The car sized buffers that have a 5 or 6" diameter plate would be too big and heavy for guitars.

Re: water borne lacquer waiting time plus an interesting site

PostPosted: Sun Feb 11, 2018 11:40 am
by Bob Gramann
Thanks. I’ll get one before I get to that stage on the next guitar.

Re: water borne lacquer waiting time plus an interesting site

PostPosted: Mon Feb 12, 2018 3:25 pm
by Gordon Bellerose
I have never used solvent based finishes, so I have no basis for comparison.
As a water base user, I have a bit of experience to draw on.

When I first started using water based lacquer, I sprayed too heavy, getting a lot of runs and droops.
When I sanded, I often got sand throughs also. Especially on the edges.
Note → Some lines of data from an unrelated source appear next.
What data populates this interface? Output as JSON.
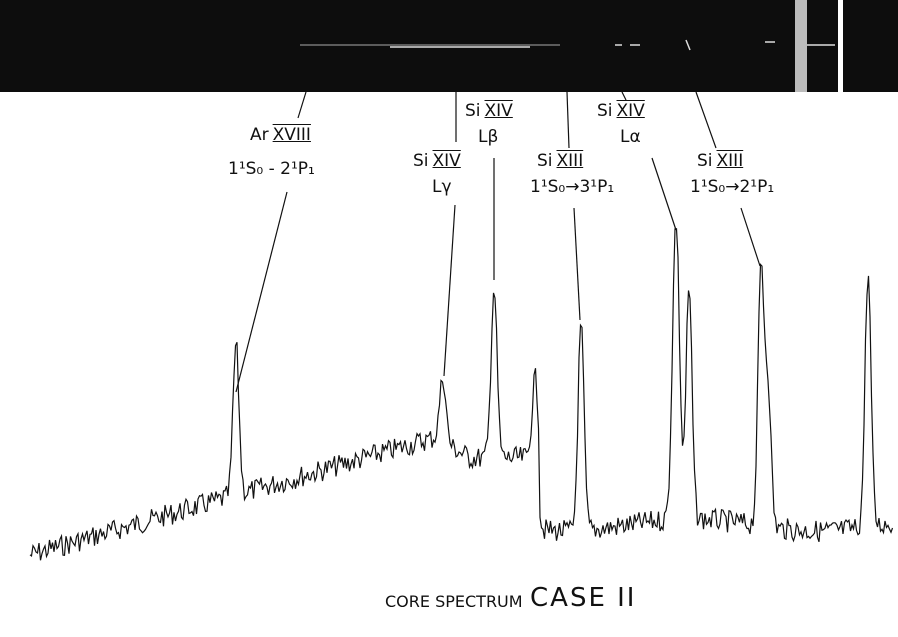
{
  "labels": [
    {
      "element": "Ar",
      "stage": "XVIII",
      "line": "1¹S₀ - 2¹P₁"
    },
    {
      "element": "Si",
      "stage": "XIV",
      "line": "Lγ"
    },
    {
      "element": "Si",
      "stage": "XIV",
      "line": "Lβ"
    },
    {
      "element": "Si",
      "stage": "XIII",
      "line": "1¹S₀→3¹P₁"
    },
    {
      "element": "Si",
      "stage": "XIV",
      "line": "Lα"
    },
    {
      "element": "Si",
      "stage": "XIII",
      "line": "1¹S₀→2¹P₁"
    }
  ],
  "caption": {
    "small": "CORE SPECTRUM",
    "large": "CASE II"
  }
}
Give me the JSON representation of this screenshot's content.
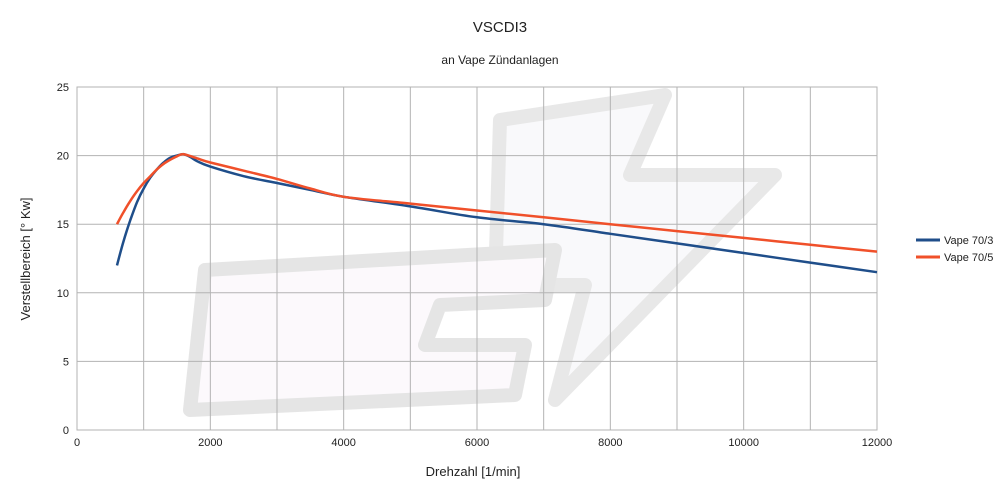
{
  "chart_data": {
    "type": "line",
    "title": "VSCDI3",
    "subtitle": "an Vape Zündanlagen",
    "xlabel": "Drehzahl [1/min]",
    "ylabel": "Verstellbereich [° Kw]",
    "xlim": [
      0,
      12000
    ],
    "ylim": [
      0,
      25
    ],
    "xticks": [
      0,
      2000,
      4000,
      6000,
      8000,
      10000,
      12000
    ],
    "yticks": [
      0,
      5,
      10,
      15,
      20,
      25
    ],
    "grid": true,
    "legend_position": "right",
    "series": [
      {
        "name": "Vape 70/3",
        "color": "#1f4e8a",
        "points": [
          [
            600,
            12.0
          ],
          [
            700,
            13.8
          ],
          [
            800,
            15.3
          ],
          [
            900,
            16.6
          ],
          [
            1000,
            17.6
          ],
          [
            1100,
            18.4
          ],
          [
            1200,
            19.0
          ],
          [
            1300,
            19.5
          ],
          [
            1400,
            19.85
          ],
          [
            1500,
            20.0
          ],
          [
            1600,
            20.1
          ],
          [
            1700,
            19.9
          ],
          [
            1800,
            19.6
          ],
          [
            2000,
            19.2
          ],
          [
            2500,
            18.5
          ],
          [
            3000,
            18.0
          ],
          [
            3500,
            17.5
          ],
          [
            4000,
            17.0
          ],
          [
            5000,
            16.3
          ],
          [
            6000,
            15.5
          ],
          [
            7000,
            15.0
          ],
          [
            8000,
            14.3
          ],
          [
            9000,
            13.6
          ],
          [
            10000,
            12.9
          ],
          [
            11000,
            12.2
          ],
          [
            12000,
            11.5
          ]
        ]
      },
      {
        "name": "Vape 70/5",
        "color": "#f0502a",
        "points": [
          [
            600,
            15.0
          ],
          [
            700,
            15.9
          ],
          [
            800,
            16.7
          ],
          [
            900,
            17.4
          ],
          [
            1000,
            18.0
          ],
          [
            1100,
            18.5
          ],
          [
            1200,
            19.0
          ],
          [
            1300,
            19.4
          ],
          [
            1400,
            19.7
          ],
          [
            1500,
            19.95
          ],
          [
            1600,
            20.1
          ],
          [
            1800,
            19.8
          ],
          [
            2000,
            19.5
          ],
          [
            2500,
            18.9
          ],
          [
            3000,
            18.3
          ],
          [
            3500,
            17.6
          ],
          [
            4000,
            17.0
          ],
          [
            5000,
            16.5
          ],
          [
            6000,
            16.0
          ],
          [
            7000,
            15.5
          ],
          [
            8000,
            15.0
          ],
          [
            9000,
            14.5
          ],
          [
            10000,
            14.0
          ],
          [
            11000,
            13.5
          ],
          [
            12000,
            13.0
          ]
        ]
      }
    ]
  }
}
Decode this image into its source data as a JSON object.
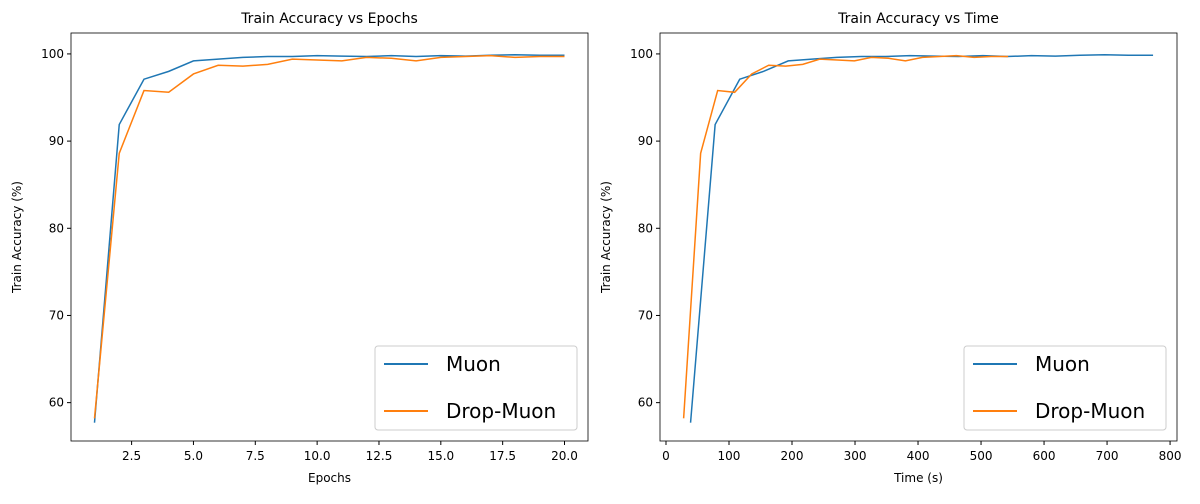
{
  "chart_data": [
    {
      "type": "line",
      "title": "Train Accuracy vs Epochs",
      "x_label": "Epochs",
      "y_label": "Train Accuracy (%)",
      "x": [
        1,
        2,
        3,
        4,
        5,
        6,
        7,
        8,
        9,
        10,
        11,
        12,
        13,
        14,
        15,
        16,
        17,
        18,
        19,
        20
      ],
      "series": [
        {
          "name": "Muon",
          "color": "#1f77b4",
          "values": [
            57.7,
            91.9,
            97.1,
            98.0,
            99.2,
            99.4,
            99.6,
            99.7,
            99.7,
            99.8,
            99.75,
            99.7,
            99.8,
            99.7,
            99.8,
            99.75,
            99.85,
            99.9,
            99.85,
            99.85
          ]
        },
        {
          "name": "Drop-Muon",
          "color": "#ff7f0e",
          "values": [
            58.2,
            88.6,
            95.8,
            95.6,
            97.7,
            98.7,
            98.6,
            98.8,
            99.4,
            99.3,
            99.2,
            99.6,
            99.5,
            99.2,
            99.6,
            99.7,
            99.8,
            99.6,
            99.7,
            99.7
          ]
        }
      ],
      "xlim": [
        0.05,
        20.95
      ],
      "ylim": [
        55.6,
        102.4
      ],
      "xticks": [
        {
          "value": 2.5,
          "label": "2.5"
        },
        {
          "value": 5,
          "label": "5.0"
        },
        {
          "value": 7.5,
          "label": "7.5"
        },
        {
          "value": 10,
          "label": "10.0"
        },
        {
          "value": 12.5,
          "label": "12.5"
        },
        {
          "value": 15,
          "label": "15.0"
        },
        {
          "value": 17.5,
          "label": "17.5"
        },
        {
          "value": 20,
          "label": "20.0"
        }
      ],
      "yticks": [
        60,
        70,
        80,
        90,
        100
      ],
      "legend": "lower right"
    },
    {
      "type": "line",
      "title": "Train Accuracy vs Time",
      "x_label": "Time (s)",
      "y_label": "Train Accuracy (%)",
      "series": [
        {
          "name": "Muon",
          "color": "#1f77b4",
          "x": [
            39,
            78,
            117,
            155,
            194,
            232,
            271,
            310,
            348,
            387,
            425,
            464,
            503,
            541,
            580,
            618,
            657,
            696,
            734,
            773
          ],
          "values": [
            57.7,
            91.9,
            97.1,
            98.0,
            99.2,
            99.4,
            99.6,
            99.7,
            99.7,
            99.8,
            99.75,
            99.7,
            99.8,
            99.7,
            99.8,
            99.75,
            99.85,
            99.9,
            99.85,
            99.85
          ]
        },
        {
          "name": "Drop-Muon",
          "color": "#ff7f0e",
          "x": [
            28,
            55,
            82,
            109,
            136,
            163,
            190,
            217,
            244,
            272,
            299,
            326,
            353,
            380,
            407,
            434,
            461,
            489,
            516,
            543
          ],
          "values": [
            58.2,
            88.6,
            95.8,
            95.6,
            97.7,
            98.7,
            98.6,
            98.8,
            99.4,
            99.3,
            99.2,
            99.6,
            99.5,
            99.2,
            99.6,
            99.7,
            99.8,
            99.6,
            99.7,
            99.7
          ]
        }
      ],
      "xlim": [
        -9.5,
        811
      ],
      "ylim": [
        55.6,
        102.4
      ],
      "xticks": [
        0,
        100,
        200,
        300,
        400,
        500,
        600,
        700,
        800
      ],
      "yticks": [
        60,
        70,
        80,
        90,
        100
      ],
      "legend": "lower right"
    }
  ]
}
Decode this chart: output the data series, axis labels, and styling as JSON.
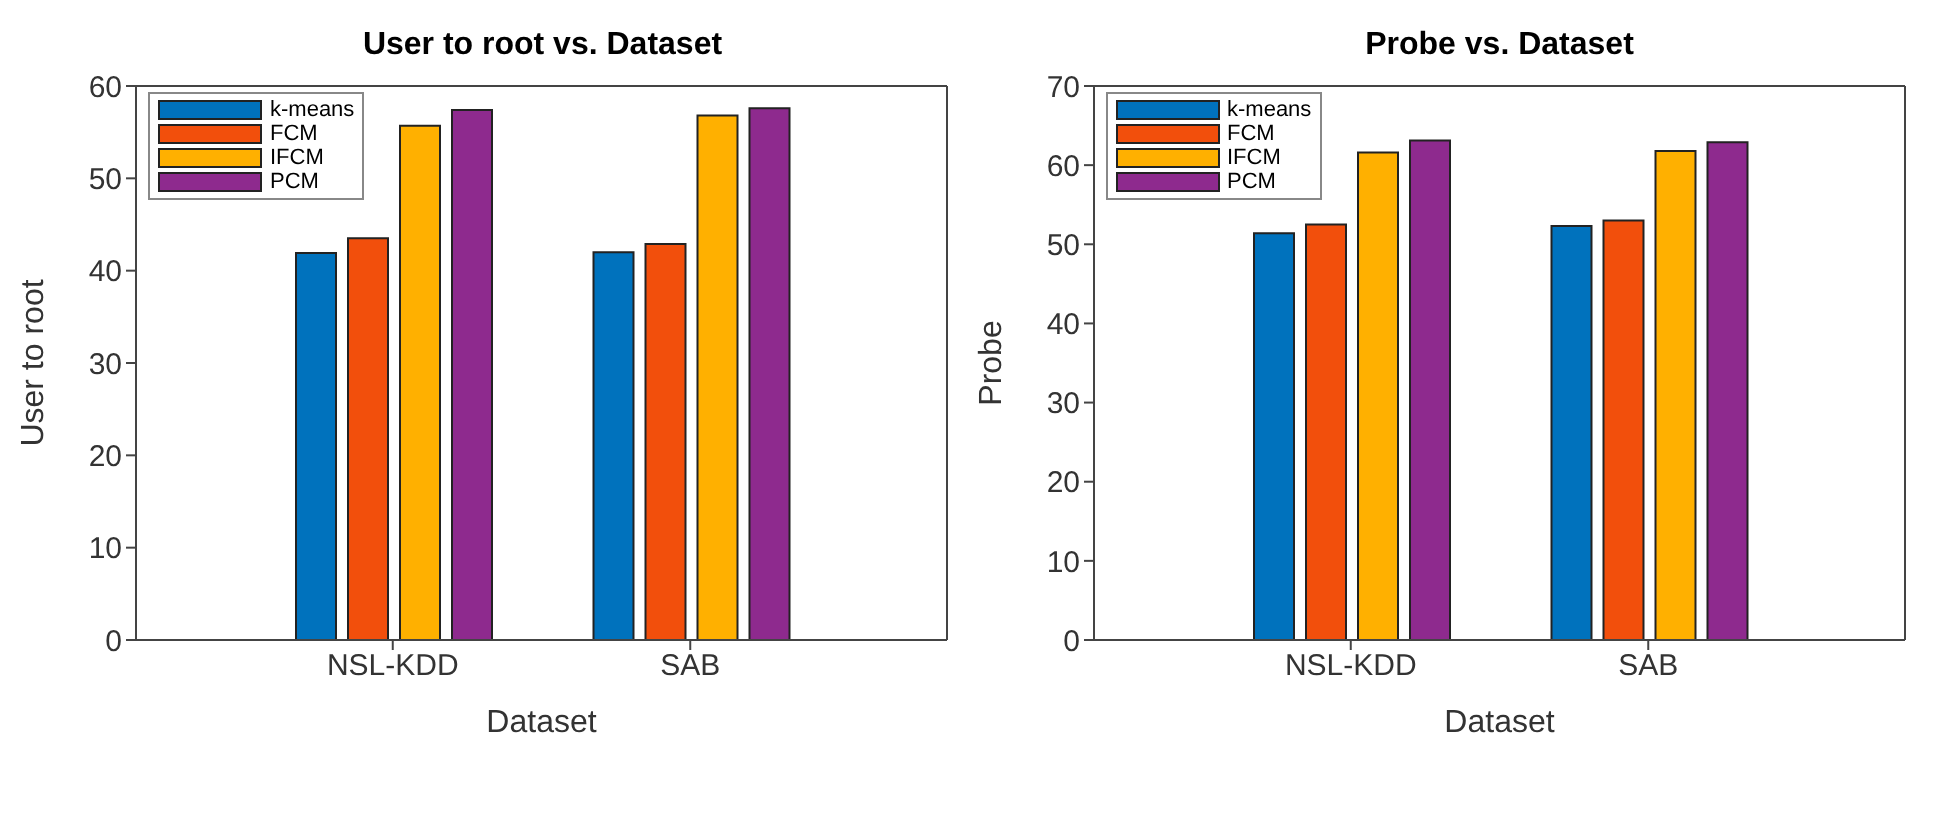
{
  "chart_data": [
    {
      "type": "bar",
      "title": "User to root vs. Dataset",
      "xlabel": "Dataset",
      "ylabel": "User to root",
      "categories": [
        "NSL-KDD",
        "SAB"
      ],
      "series": [
        {
          "name": "k-means",
          "color": "#0072bd",
          "values": [
            41.9,
            42.0
          ]
        },
        {
          "name": "FCM",
          "color": "#f24f0c",
          "values": [
            43.5,
            42.9
          ]
        },
        {
          "name": "IFCM",
          "color": "#ffb000",
          "values": [
            55.7,
            56.8
          ]
        },
        {
          "name": "PCM",
          "color": "#8e2a8e",
          "values": [
            57.4,
            57.6
          ]
        }
      ],
      "ylim": [
        0,
        60
      ],
      "yticks": [
        0,
        10,
        20,
        30,
        40,
        50,
        60
      ],
      "grid": false,
      "legend": "top left"
    },
    {
      "type": "bar",
      "title": "Probe vs. Dataset",
      "xlabel": "Dataset",
      "ylabel": "Probe",
      "categories": [
        "NSL-KDD",
        "SAB"
      ],
      "series": [
        {
          "name": "k-means",
          "color": "#0072bd",
          "values": [
            51.4,
            52.3
          ]
        },
        {
          "name": "FCM",
          "color": "#f24f0c",
          "values": [
            52.5,
            53.0
          ]
        },
        {
          "name": "IFCM",
          "color": "#ffb000",
          "values": [
            61.6,
            61.8
          ]
        },
        {
          "name": "PCM",
          "color": "#8e2a8e",
          "values": [
            63.1,
            62.9
          ]
        }
      ],
      "ylim": [
        0,
        70
      ],
      "yticks": [
        0,
        10,
        20,
        30,
        40,
        50,
        60,
        70
      ],
      "grid": false,
      "legend": "top left"
    }
  ]
}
I first tried a couple of different products, before Bob Gramann advised me to try Target EM-6000. I used that for a half dozen guitars with decent results.
I then landed on Britetone. It is sold here in Canada by Wood Essence, from Saskatoon.
I really like this product. It sprays beautifully, and builds quickly, so less coats are required. I'm down from 10 or 12, to about 8.

I have never wet sanded in between coats. Dry sand only with 400 or 600 grit.
Curing times are between 3 - 5 days until wet sanding and buffing. My climate is very dry, so your cure time may vary.

I used foam polishing pads on a drill for buffing for the first 8 or 10 guitars. I now use a buffing wheel system.
I have not had a guitar thrown across the room Bob.

Re: water borne lacquer waiting time plus an interesting site

PostPosted: Mon Feb 12, 2018 5:06 pm
by Bob Gramann
Gordon, you’re probably not as clumsy as I am. If there’s a way to drop a guitar, I’ve probably done it.